There's a lot of good here, but expression for its own sake does necessarily teach anything. Employers don't want dissenters. They want graduates who know their subject matter and can do the job with intelligence, discretion, and judgement. After 40 years in the classroom, I can tell you: easy talkers are not always the students who studied last night.

Chris Myers Asch's avatar

The unspoken pressure to self-censor is real and I see it in my students every semester. They are conditioned to voice “safe” opinions, opinions that they know will get nods and affirmation rather than raised eyebrows. It is not always political, but more personal. They often prefer to be polite and deferential, rather than voice opinions that might seem disagreeable. It can take half a semester to break down their deference and politeness.

Norris Comer's avatar

I wonder what you, as a professor of an extremely female-skewing campus, have to say about FIRE's study that female college students across the board are far less tolerant of differing opinions than male college students.

I was pretty floored by how undeniable the data was and, unfortunately, it aligned with what I've seen in the world as well. The "female aggression tactics" element to all this almost feels like the gorilla in the room that nobody is allowed to address seriously.

When male students pose a statistically relevant threat to others, like with assault, it makes sense for an institution to address the potential threat with best practices, policies, etc. But when it seems like something about female nature views words as violence and the entire concept of free expression in academia starts to melt "coincidentally" around when most college students/academics are female... should institutions not address this too?

Anecdotally, I know a creative writing adjunct professor who was driven from his job because a female student got upset at the naughty words in One Flew Over the Cuckoo's Nest. He even got a letter from Kesey's widow as part of his defense! Didn't matter, the college sided with the offended chick. She was offended, so no human rights nor Ken Kesey art for anybody else. He had to scramble for a new job.

Bottom line, we've really been going through a twilight zone where if you offended a woman in an academic setting, they magically gain a ton of authoritarian powers when it comes to free speech. The only way to curb this is for professors/admins to recognize this is ridiculous and squash it with best practices imo--instead, it seems most of them have empowered it as some kind of political tool.

Fundamental human and constitutional free speech is worth the short term social discomfort, no? I'm not a doomer, btw. The culture could change overnight if academia wants it.

Doug's avatar

I am a traditional liberal, PhD, taught biochemistry and genetics to undergraduate, graduate, and medical students for decades, and I agree with the gist of this post. Question? Do conservative students at traditional liberal arts colleges feel more intimidated than liberal students at traditional religiously conservative schools?

Rob R Baron's avatar

I scour my daily feed for articles on campus environment, academic freedom, civil discourse and free speech. This is one to read and ponder.
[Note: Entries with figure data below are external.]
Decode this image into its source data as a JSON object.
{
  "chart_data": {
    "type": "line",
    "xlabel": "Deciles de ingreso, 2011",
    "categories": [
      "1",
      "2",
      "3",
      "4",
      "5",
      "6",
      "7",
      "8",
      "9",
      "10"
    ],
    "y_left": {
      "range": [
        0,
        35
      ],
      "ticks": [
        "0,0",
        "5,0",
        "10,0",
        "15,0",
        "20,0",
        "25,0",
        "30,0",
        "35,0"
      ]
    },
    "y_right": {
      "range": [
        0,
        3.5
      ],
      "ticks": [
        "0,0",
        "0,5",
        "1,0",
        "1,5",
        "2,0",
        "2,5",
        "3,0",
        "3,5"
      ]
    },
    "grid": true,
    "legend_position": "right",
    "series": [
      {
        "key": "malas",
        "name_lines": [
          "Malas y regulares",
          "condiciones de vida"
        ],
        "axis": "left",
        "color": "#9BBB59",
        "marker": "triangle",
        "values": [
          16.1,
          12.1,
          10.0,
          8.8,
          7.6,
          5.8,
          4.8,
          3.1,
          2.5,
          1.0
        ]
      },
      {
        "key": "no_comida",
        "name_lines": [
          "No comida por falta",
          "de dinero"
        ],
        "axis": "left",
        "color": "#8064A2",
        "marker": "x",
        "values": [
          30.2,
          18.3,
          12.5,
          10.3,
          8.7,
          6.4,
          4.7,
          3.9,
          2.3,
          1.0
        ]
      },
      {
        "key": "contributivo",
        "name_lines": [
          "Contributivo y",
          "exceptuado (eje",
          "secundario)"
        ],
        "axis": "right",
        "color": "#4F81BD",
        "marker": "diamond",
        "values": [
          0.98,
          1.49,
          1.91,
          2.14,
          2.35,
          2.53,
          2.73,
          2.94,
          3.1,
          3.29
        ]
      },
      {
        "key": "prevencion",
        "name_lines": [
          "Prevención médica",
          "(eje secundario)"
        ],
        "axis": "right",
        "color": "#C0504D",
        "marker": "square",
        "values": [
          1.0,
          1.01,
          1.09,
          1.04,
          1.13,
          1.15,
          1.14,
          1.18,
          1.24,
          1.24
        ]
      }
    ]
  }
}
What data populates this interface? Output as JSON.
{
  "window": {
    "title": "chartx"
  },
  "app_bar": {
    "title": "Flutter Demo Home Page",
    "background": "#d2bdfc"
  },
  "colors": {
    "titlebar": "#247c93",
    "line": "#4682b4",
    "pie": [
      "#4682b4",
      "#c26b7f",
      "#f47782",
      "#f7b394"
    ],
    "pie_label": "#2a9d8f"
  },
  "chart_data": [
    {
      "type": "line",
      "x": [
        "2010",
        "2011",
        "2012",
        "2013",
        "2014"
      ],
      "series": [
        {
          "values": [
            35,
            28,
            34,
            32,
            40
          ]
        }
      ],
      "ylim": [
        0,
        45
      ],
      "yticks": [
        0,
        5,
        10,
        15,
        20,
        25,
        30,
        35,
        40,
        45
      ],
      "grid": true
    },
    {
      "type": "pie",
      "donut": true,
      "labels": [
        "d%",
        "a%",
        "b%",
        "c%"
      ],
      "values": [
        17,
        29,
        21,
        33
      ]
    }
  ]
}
Thank you, Professor Abrams, for a thoughtful deep dive into the sociology and psychology of classroom discussion and the science of polling.

I found nothing to contest in the essay, and agree that FIRE's methodology is rigorous and well tested.

As an aside, I only wonder if some students who report self-suppression are also or instead really exercising reserve to provoke for the sake of performance or feeling prudent judgement about expressing silly, unfounded notions. (I do not think this impacts FIRE survey results.)

It would a very illuminating study to sample some lectures, recordings (if available) and reading materials used in the classroom. These will set the expectation for what is acceptable discussion.